How to Release Fish…

I’ve written a lot over the years about the proper way to release a fish. For some of the smaller, hardier species like sunfish, it’s not as imperative. For larger, more sensitive fish that see a lot of pressure like trout and bass, it’s the difference between a great fishery and a distant memory.

What does it feel like to be caught?

Imagine yourself swimming in the ocean. A fin breaks the surface nearby, and you are more than 200 yards from the beach. You swim with the desperation of someone who might not be long for this world, collapsing on the beach just feet (pun intended) ahead of the shark.

You’re panicked, out of breath and stressed. Your heart is racing out of control from the combination of physical exertion and stress — medically speaking, you’re tachycardic — and then someone dunks your head under water for 10 seconds. You come up for air for 30 seconds, then you’re dunked again. This pattern repeats two or three times, and you’re left alone on the beach, gasping for breath.

Your chance of suffocating is nil, but the stress your body has just endured is substantial. You are certainly oxygen-deprived; your stress levels are elevated, and your risk for heart attack and stroke have increased. Your vision has blurred just a bit, and you would be less able to defend yourself should a would-be assailant decide to mug you at that moment.

This scenario describes what a fish might go through when caught.

Assumptions

Before we get started, I’m going to make a few assumptions:

1. You’re willing to change your practice if it means improved health of your fishery.
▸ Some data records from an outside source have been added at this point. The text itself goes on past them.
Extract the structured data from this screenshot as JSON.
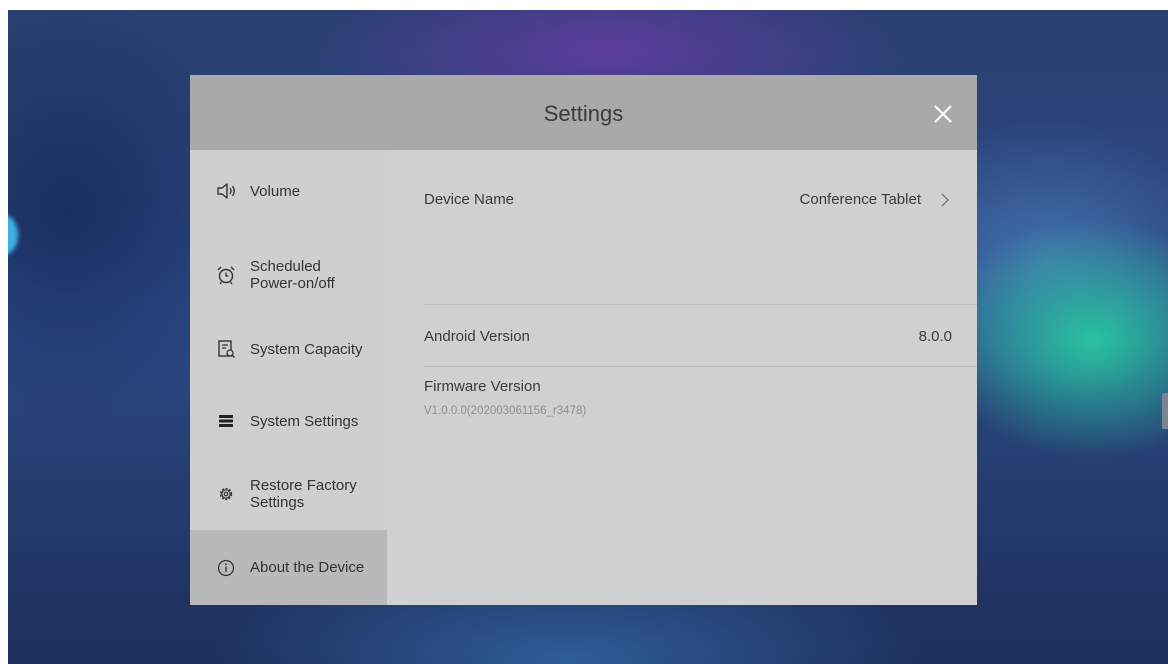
{
  "dialog": {
    "title": "Settings",
    "close_icon": "close-icon"
  },
  "sidebar": {
    "items": [
      {
        "label": "Volume",
        "icon": "speaker-icon",
        "selected": false
      },
      {
        "label": "Scheduled Power-on/off",
        "icon": "alarm-clock-icon",
        "selected": false
      },
      {
        "label": "System Capacity",
        "icon": "storage-icon",
        "selected": false
      },
      {
        "label": "System Settings",
        "icon": "list-settings-icon",
        "selected": false
      },
      {
        "label": "Restore Factory Settings",
        "icon": "gear-icon",
        "selected": false
      },
      {
        "label": "About the Device",
        "icon": "info-icon",
        "selected": true
      }
    ]
  },
  "about": {
    "device_name_label": "Device Name",
    "device_name_value": "Conference Tablet",
    "android_version_label": "Android Version",
    "android_version_value": "8.0.0",
    "firmware_version_label": "Firmware Version",
    "firmware_version_value": "V1.0.0.0(202003061156_r3478)"
  },
  "colors": {
    "header_bg": "#a9a9a9",
    "panel_bg": "#d0d0d0",
    "selected_bg": "#b9b9b9",
    "text": "#333333",
    "close_icon": "#ffffff"
  }
}
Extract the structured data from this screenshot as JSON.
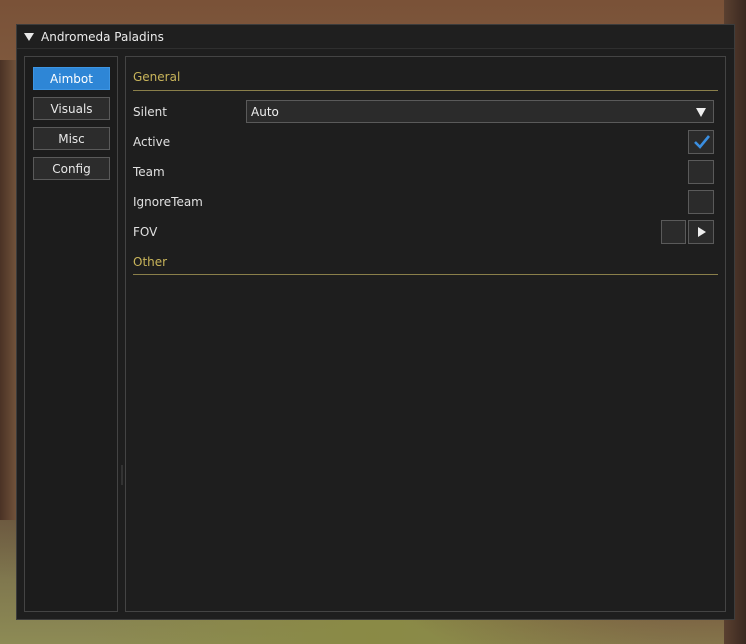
{
  "window": {
    "title": "Andromeda Paladins"
  },
  "sidebar": {
    "tabs": [
      {
        "label": "Aimbot",
        "active": true
      },
      {
        "label": "Visuals",
        "active": false
      },
      {
        "label": "Misc",
        "active": false
      },
      {
        "label": "Config",
        "active": false
      }
    ]
  },
  "content": {
    "general_title": "General",
    "other_title": "Other",
    "silent": {
      "label": "Silent",
      "value": "Auto"
    },
    "active": {
      "label": "Active",
      "checked": true
    },
    "team": {
      "label": "Team",
      "checked": false
    },
    "ignore_team": {
      "label": "IgnoreTeam",
      "checked": false
    },
    "fov": {
      "label": "FOV"
    }
  },
  "colors": {
    "accent": "#2e86d6",
    "section": "#c8b45a",
    "check": "#3a8ee0"
  }
}
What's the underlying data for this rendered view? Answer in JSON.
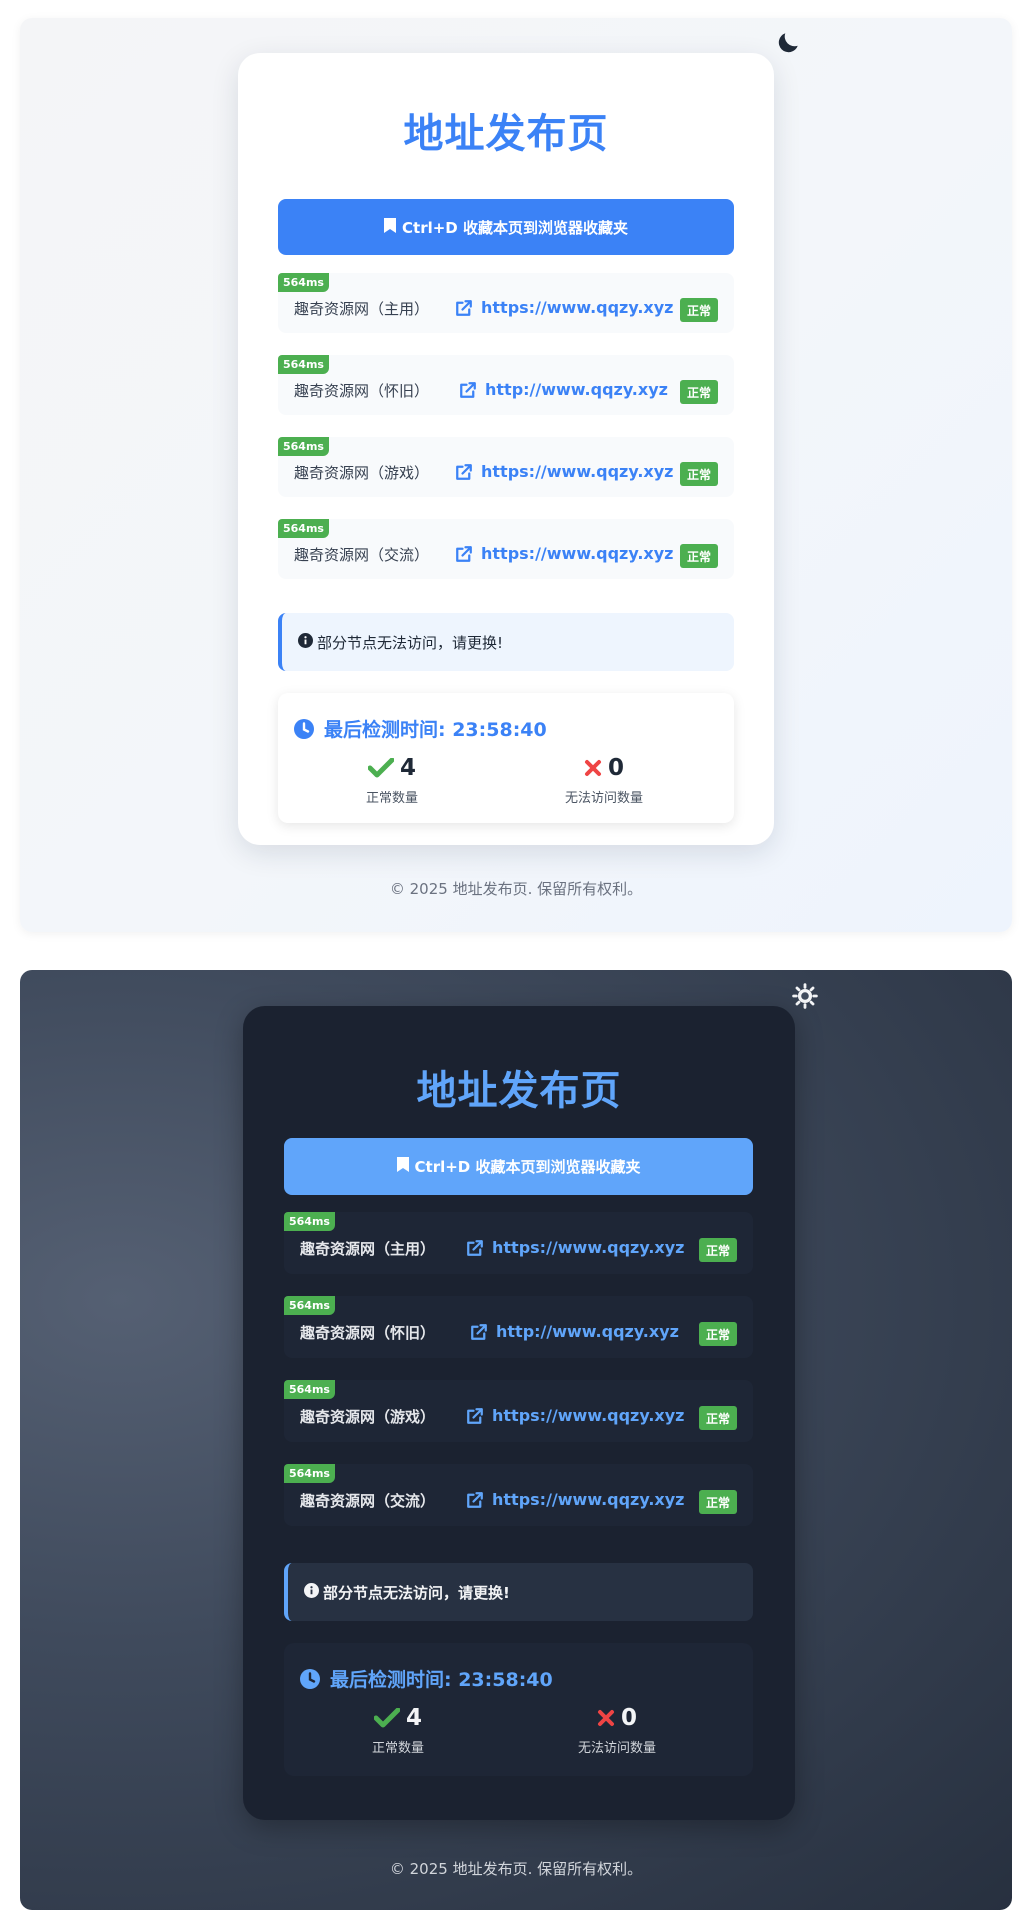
{
  "app": {
    "title": "地址发布页",
    "bookmark_label": "Ctrl+D 收藏本页到浏览器收藏夹",
    "notice": "部分节点无法访问，请更换!",
    "last_check_label": "最后检测时间: 23:58:40",
    "ok_count": "4",
    "ok_label": "正常数量",
    "fail_count": "0",
    "fail_label": "无法访问数量",
    "footer": "© 2025 地址发布页. 保留所有权利。",
    "links": [
      {
        "latency": "564ms",
        "name": "趣奇资源网（主用）",
        "url": "https://www.qqzy.xyz",
        "status": "正常"
      },
      {
        "latency": "564ms",
        "name": "趣奇资源网（怀旧）",
        "url": "http://www.qqzy.xyz",
        "status": "正常"
      },
      {
        "latency": "564ms",
        "name": "趣奇资源网（游戏）",
        "url": "https://www.qqzy.xyz",
        "status": "正常"
      },
      {
        "latency": "564ms",
        "name": "趣奇资源网（交流）",
        "url": "https://www.qqzy.xyz",
        "status": "正常"
      }
    ]
  },
  "colors": {
    "accent_light": "#3b82f6",
    "accent_dark": "#60a5fa",
    "status_green": "#4caf50",
    "fail_red": "#ef4444"
  },
  "icons": {
    "light_theme_toggle": "moon-icon",
    "dark_theme_toggle": "sun-icon",
    "bookmark": "bookmark-icon",
    "external_link": "external-link-icon",
    "notice": "info-icon",
    "clock": "clock-icon",
    "ok": "check-icon",
    "fail": "x-icon"
  }
}
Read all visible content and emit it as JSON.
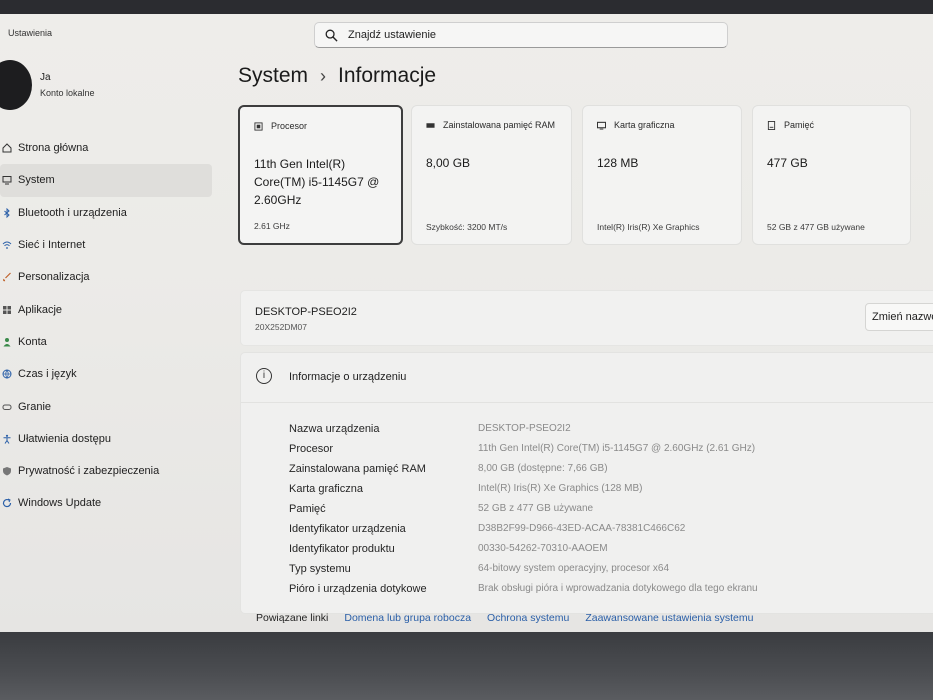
{
  "window": {
    "title": "Ustawienia"
  },
  "search": {
    "placeholder": "Znajdź ustawienie"
  },
  "user": {
    "name": "Ja",
    "account": "Konto lokalne"
  },
  "sidebar": {
    "items": [
      {
        "label": "Strona główna",
        "icon": "home-icon"
      },
      {
        "label": "System",
        "icon": "monitor-icon",
        "active": true
      },
      {
        "label": "Bluetooth i urządzenia",
        "icon": "bluetooth-icon"
      },
      {
        "label": "Sieć i Internet",
        "icon": "wifi-icon"
      },
      {
        "label": "Personalizacja",
        "icon": "brush-icon"
      },
      {
        "label": "Aplikacje",
        "icon": "apps-icon"
      },
      {
        "label": "Konta",
        "icon": "person-icon"
      },
      {
        "label": "Czas i język",
        "icon": "globe-icon"
      },
      {
        "label": "Granie",
        "icon": "gamepad-icon"
      },
      {
        "label": "Ułatwienia dostępu",
        "icon": "accessibility-icon"
      },
      {
        "label": "Prywatność i zabezpieczenia",
        "icon": "shield-icon"
      },
      {
        "label": "Windows Update",
        "icon": "update-icon"
      }
    ]
  },
  "header": {
    "breadcrumb_parent": "System",
    "separator": "›",
    "title": "Informacje"
  },
  "cards": [
    {
      "label": "Procesor",
      "value": "11th Gen Intel(R) Core(TM) i5-1145G7 @ 2.60GHz",
      "sub": "2.61 GHz",
      "icon": "cpu-icon"
    },
    {
      "label": "Zainstalowana pamięć RAM",
      "value": "8,00 GB",
      "sub": "Szybkość: 3200 MT/s",
      "icon": "ram-icon"
    },
    {
      "label": "Karta graficzna",
      "value": "128 MB",
      "sub": "Intel(R) Iris(R) Xe Graphics",
      "icon": "gpu-icon"
    },
    {
      "label": "Pamięć",
      "value": "477 GB",
      "sub": "52 GB z 477 GB używane",
      "icon": "storage-icon"
    }
  ],
  "device": {
    "name": "DESKTOP-PSEO2I2",
    "model": "20X252DM07",
    "rename_label": "Zmień nazwę"
  },
  "specs": {
    "title": "Informacje o urządzeniu",
    "rows": [
      {
        "key": "Nazwa urządzenia",
        "value": "DESKTOP-PSEO2I2"
      },
      {
        "key": "Procesor",
        "value": "11th Gen Intel(R) Core(TM) i5-1145G7 @ 2.60GHz (2.61 GHz)"
      },
      {
        "key": "Zainstalowana pamięć RAM",
        "value": "8,00 GB (dostępne: 7,66 GB)"
      },
      {
        "key": "Karta graficzna",
        "value": "Intel(R) Iris(R) Xe Graphics (128 MB)"
      },
      {
        "key": "Pamięć",
        "value": "52 GB z 477 GB używane"
      },
      {
        "key": "Identyfikator urządzenia",
        "value": "D38B2F99-D966-43ED-ACAA-78381C466C62"
      },
      {
        "key": "Identyfikator produktu",
        "value": "00330-54262-70310-AAOEM"
      },
      {
        "key": "Typ systemu",
        "value": "64-bitowy system operacyjny, procesor x64"
      },
      {
        "key": "Pióro i urządzenia dotykowe",
        "value": "Brak obsługi pióra i wprowadzania dotykowego dla tego ekranu"
      }
    ]
  },
  "related": {
    "title": "Powiązane linki",
    "links": [
      "Domena lub grupa robocza",
      "Ochrona systemu",
      "Zaawansowane ustawienia systemu"
    ]
  },
  "colors": {
    "accent": "#2a5fa8",
    "background": "#eeedea",
    "selected_border": "#3d3d3d"
  }
}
If you’re going to spout some garbage like “Fishermen hook fish in the face, so don’t pretend to care about their health,” then you need to start caring more about our natural resources.

2. You believe in the idea of catch-and-release — at least sometimes. Releasing every fish is not a moral issue, though I do release most of what I catch. You just have to believe that there are circumstances where catch-and-release fishing makes sense.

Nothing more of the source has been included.